SEQUIM –– Happy birthday, Sequim.
One hundred years ago today, citizens voted 90-66 to make Sequim an official city.
“I think we look better than ever,” Mayor Ken Hays said.
The vote didn’t become official until Oct. 31, after the election results were canvassed by Clallam County and the articles of incorporation filed with the Secretary of State, but Oct. 14 was when locals decided to turn the village into a city.
The city has been celebrating its 100th year since Oct. 27, 2012. The year-long party culminates with a centennial party in Club Seven at Seven Cedars Casino in Blyn on Nov. 2.
The council plans to recognize the 100th anniversary of the vote to create Sequim at its 6 p.m. meeting tonight in the Sequim Transit Center, 190 W. Cedar St.
At the time, there were just over 300 people living in what would be the boundaries of the city, then a hub for the many farm families that had settled the Dungeness River Valley.
Now the town that aims to be the retail center of the North Olympic Peninsula, with big-box stores in former dairy fields, has a population of 6,606, as of the federal government’s 2010 census.
“It may look a little different, but it’s still a pretty close-knit city,” Mayor Hays said.
Jilson White was selected as the town’s first mayor and presided over the council’s first meeting Nov. 19, 1913, at Frank Babcock’s drug store.
Babcock was one of the initial members of the council, joined by J.S. Bugge, Clinton McCourt, Austin Smith and H.P. Barber.
After allocating duties of the councilmen, according to minutes from that first meeting, the council passed its first two ordinances; setting the school auditorium as the location for future council meetings and deciding those meetings would be conducted at 8 p.m. on the first Wednesday after the second Monday of each month.
Speed limits were set at 15 miles per hour for the new cars cruising the valley.
The speed limit was 8 mph for horses.
That first council also decided to post its public notices at the Grand Army of the Republic Hall, the Post Office and at the regular location of council meetings.
Meetings of the council would move to a City Hall which was built in 1914.
That original City Hall is now the home of A Dropped Stitch yarn store, 170 W. Bell St.
“I’d like to think we still run the town,” said Nora Polizzi, co-owner of A Dropped Stitch, as she held a knitting circle Friday with Sue Nelson and Liza Main.

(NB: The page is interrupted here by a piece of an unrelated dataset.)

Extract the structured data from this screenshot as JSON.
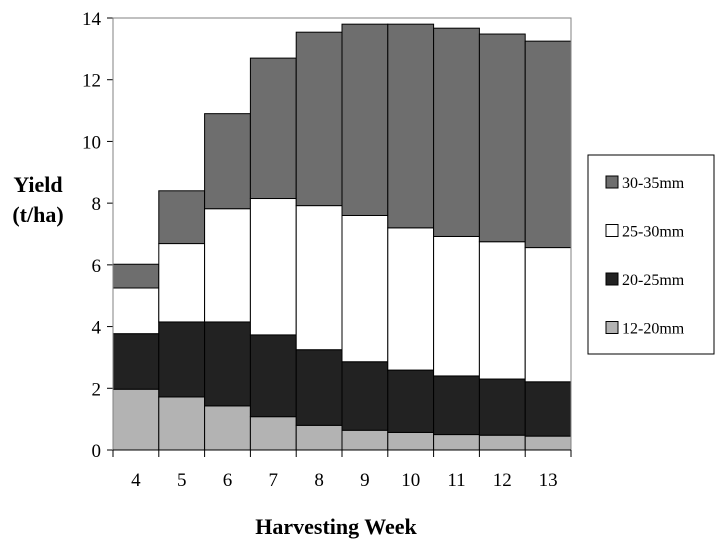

Three city employees were approved, along with their salaries, by the first council.
The salary for town clerk Jess Mantle was set at $15 a month. Treasurer Bert Godfrey received a salary of $50 per month. The town marshal’s pay, not yet appointed at the first meeting, was set at $15 monthly.
By contrast, the city’s 2014 budget calls for the equivalent of 74.79 full time employees who will be paid an estimated $5 million in salaries and $2 million in benefits.
Though archeologists date human settlement in the Sequim prairie back tens of thousands of years, the European settlers that would eventually found the town arrived in the middle of the 19th century.
In 1866, John William Donnell received a claim of 320 acres northwest of Sequim, building a home at what would become the intersection of Priest and Hendrickson Roads, north of what is now Walmart.
According to the history of pioneer families at the Museum & Arts Center of the Sequim-Dungeness Valley, Donnell and later settlers such as John Bell, John Brown and first postmaster William Webster left the booming village of Dungeness because it was becoming too crowded.
In 1896, Dr. “Crazy” Callen created the valley’s first irrigation ditch, a development that opened the dry valley — home to its own species of cactus — to farmers.
The bulk of Sequim’s growth came just after World War II. Between 1948 and 1974, the city annexed 570 acres into its limits.
In 1973, citizens voted to change Sequim from a town to a city.
Just after, the Fifth Avenue retirement center was built, according to an essay on the city’s website, and so began the growth of Sequim’s reputation as a retirement spot.